There were celebrations of thunderstorms, which more often than not found me at the top of hillsides; I’d rush to the rig with my seed bag under my shirt, then watch as the rolling clouds and flashes of lightning danced across my vista then away. There were windy days on scapes, watching as the achenes of the invasive Lord Tragopogon dubius (which presents itself in a pappus ball bigger than a softball) took flight in impressive flocks. There were the rowdy roads that had us bouncing about in our rig’s cabs, our seatbelts straining to keep us in the vague radius of our seats.
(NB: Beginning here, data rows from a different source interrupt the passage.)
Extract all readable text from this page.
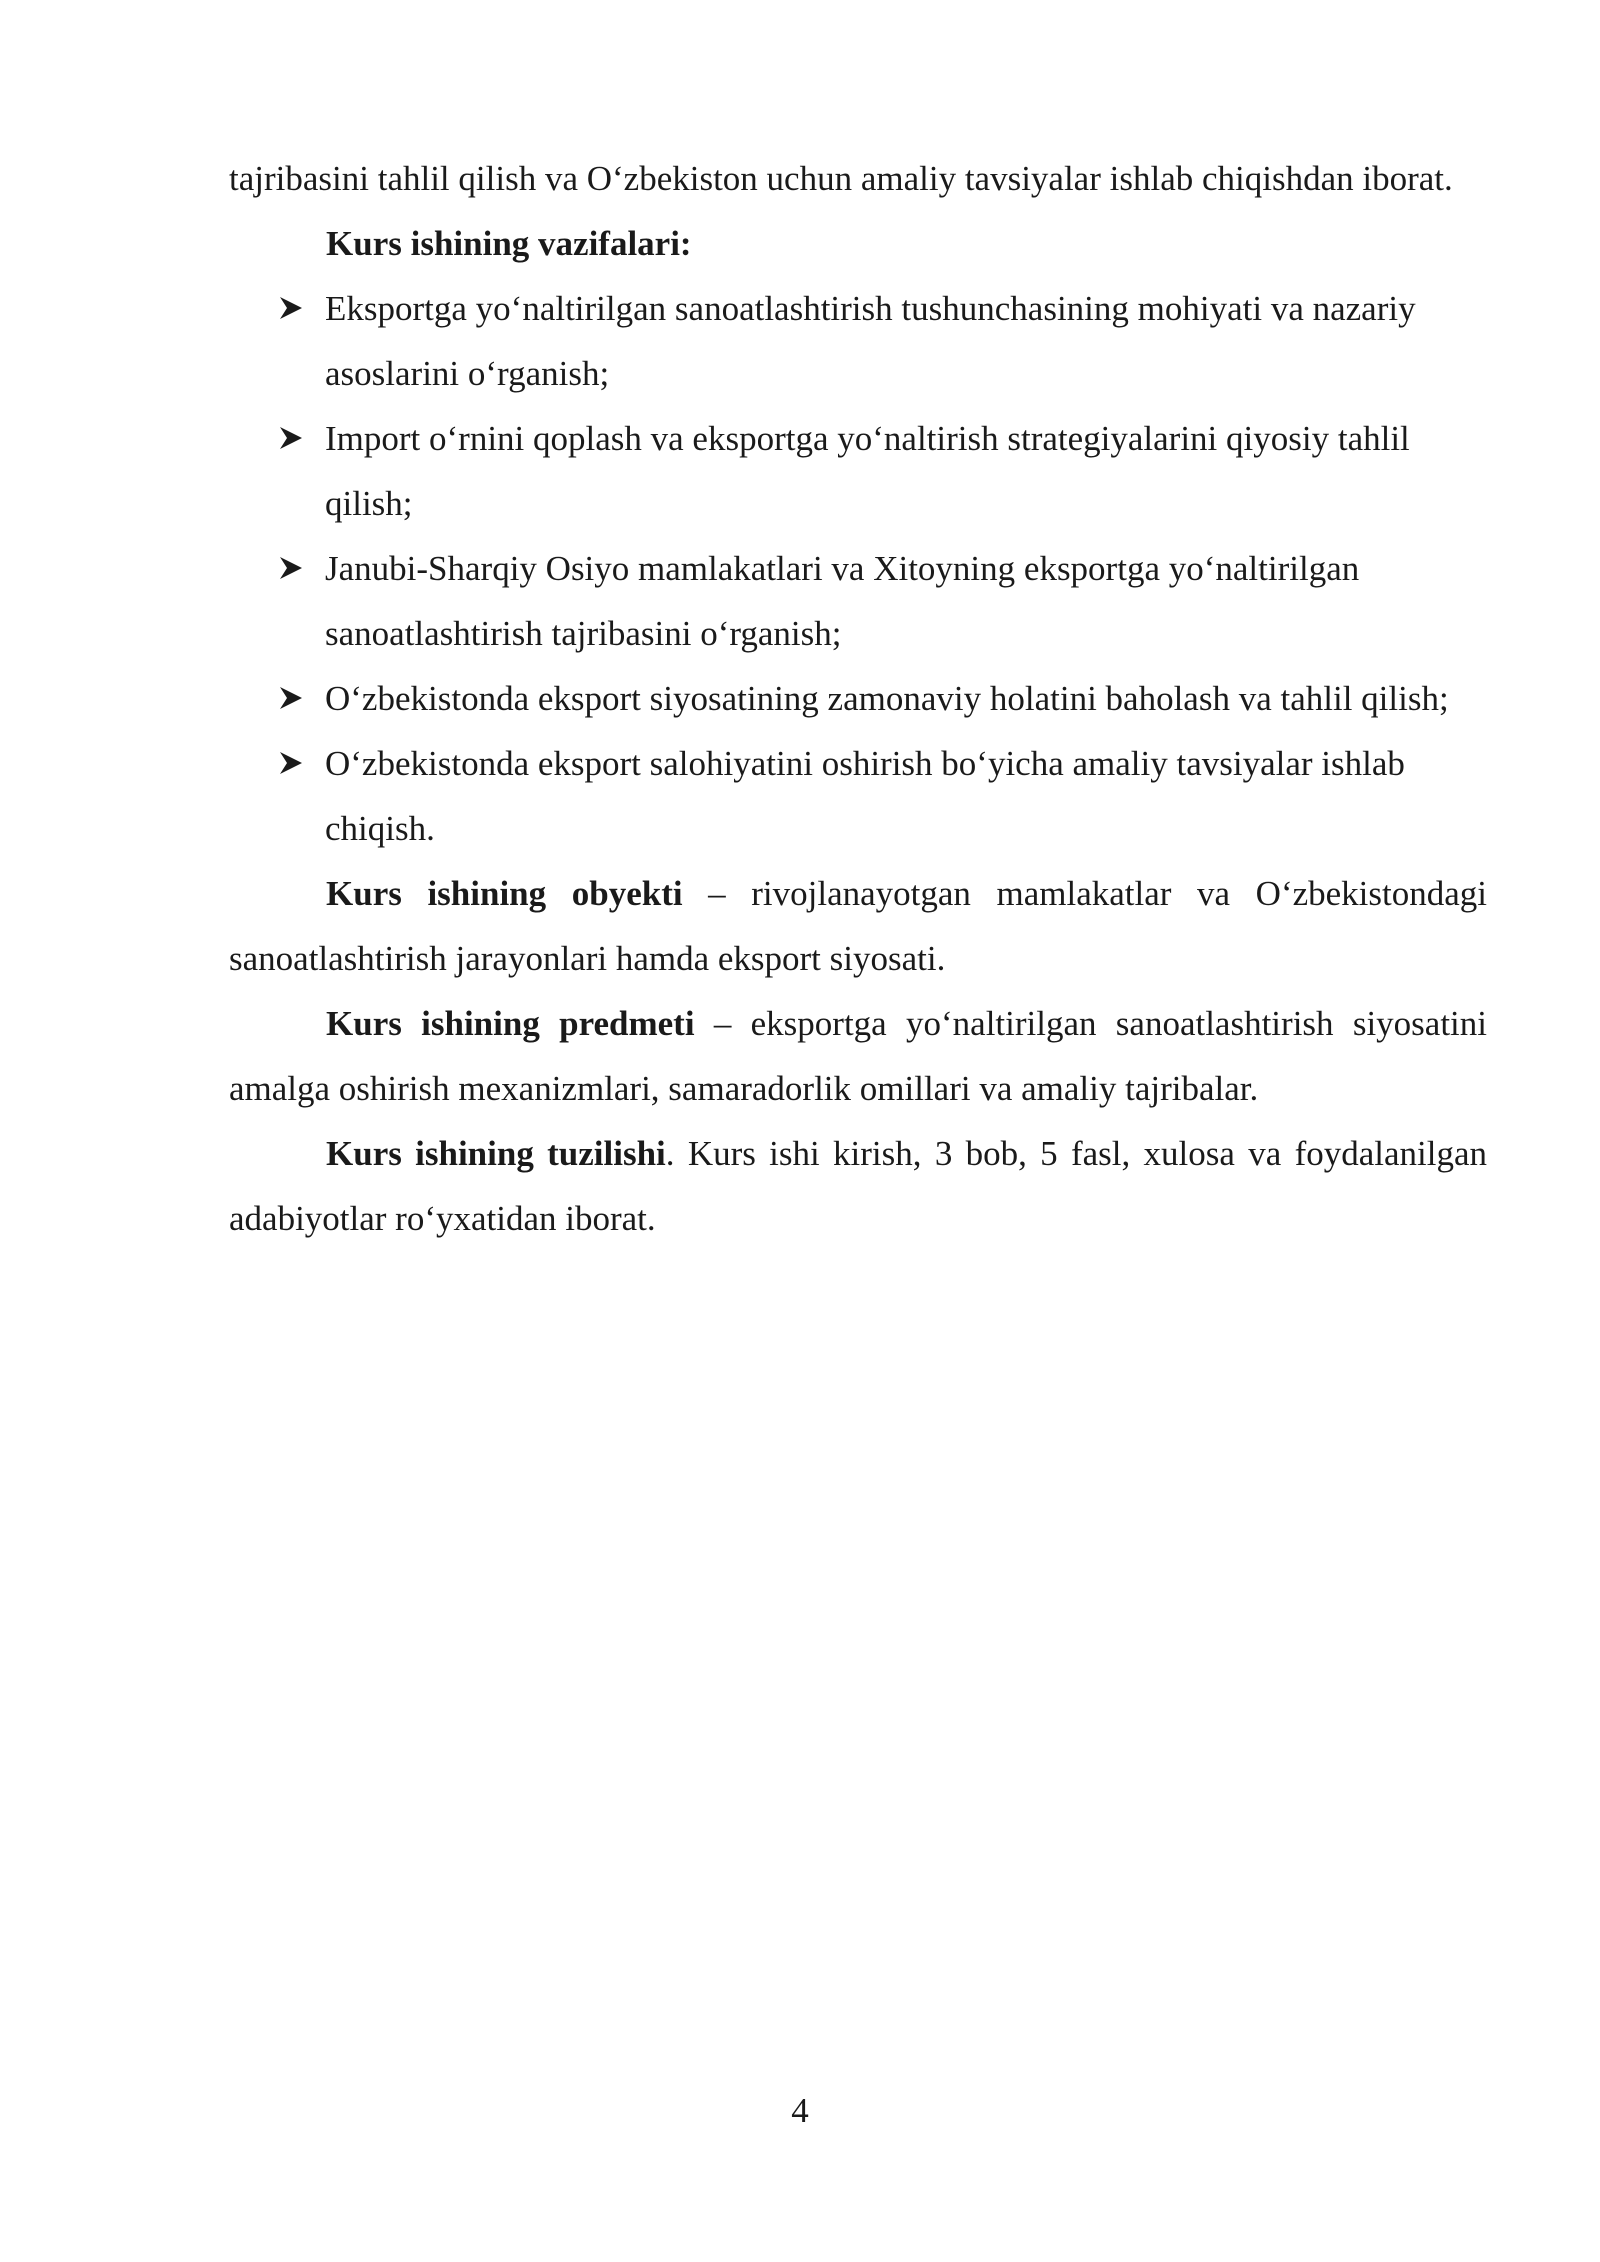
tajribasini tahlil qilish va O‘zbekiston uchun amaliy tavsiyalar ishlab chiqishdan iborat.

Kurs ishining vazifalari:

Eksportga yo‘naltirilgan sanoatlashtirish tushunchasining mohiyati va nazariy asoslarini o‘rganish;
Import o‘rnini qoplash va eksportga yo‘naltirish strategiyalarini qiyosiy tahlil qilish;
Janubi-Sharqiy Osiyo mamlakatlari va Xitoyning eksportga yo‘naltirilgan sanoatlashtirish tajribasini o‘rganish;
O‘zbekistonda eksport siyosatining zamonaviy holatini baholash va tahlil qilish;
O‘zbekistonda eksport salohiyatini oshirish bo‘yicha amaliy tavsiyalar ishlab chiqish.

Kurs ishining obyekti – rivojlanayotgan mamlakatlar va O‘zbekistondagi sanoatlashtirish jarayonlari hamda eksport siyosati.

Kurs ishining predmeti – eksportga yo‘naltirilgan sanoatlashtirish siyosatini amalga oshirish mexanizmlari, samaradorlik omillari va amaliy tajribalar.

Kurs ishining tuzilishi. Kurs ishi kirish, 3 bob, 5 fasl, xulosa va foydalanilgan adabiyotlar ro‘yxatidan iborat.

4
Between that all, there were the quiet days. Quiet days filled the bulk of our time, but they blur together in memory. The one blended scene is this: the sun is bright, sometimes painfully bright. It was hard to pick out the particular shade of dried plant from the other shade of dried plants with sunglasses on, so we bore with the sun. Even when my field partner and I were working at the same site, we drifted away from each other to maximize the land we covered, so much of my time in the field was alone. My sunbleached senses snagged on the snapping of seed from plants, the clicking of my little metal movie-theater counter, the horseflies insistently orbiting and sometimes biting, the wind drying sweat from our brows – or just as frequently, hijacking a couple of the lighter seeds. Sometimes a cow would challenge us to a game of who could moo louder. Our ears craned for the rattling of snakes and we jumped when we rustled past a plant with seed pods that mimicked the sound.
My down time too was a celebration of the outdoors, since folks can find nearly any outdoor activity they like within a half hour drive from Bend. I found myself climbing and hiking every weekend, even after long weeks in the field. I thought I would stay here after this internship, but alas… community college is cheaper in California.
I’m changing tracks after this internship. As much as I loved the work and the mission for SOS, there are other avenues I’m planning on exploring next. Still, what a wonderful season to end my foray into botany as an occupation. I intend to continue annoying my hiking partners by stopping at every flowering forb I see.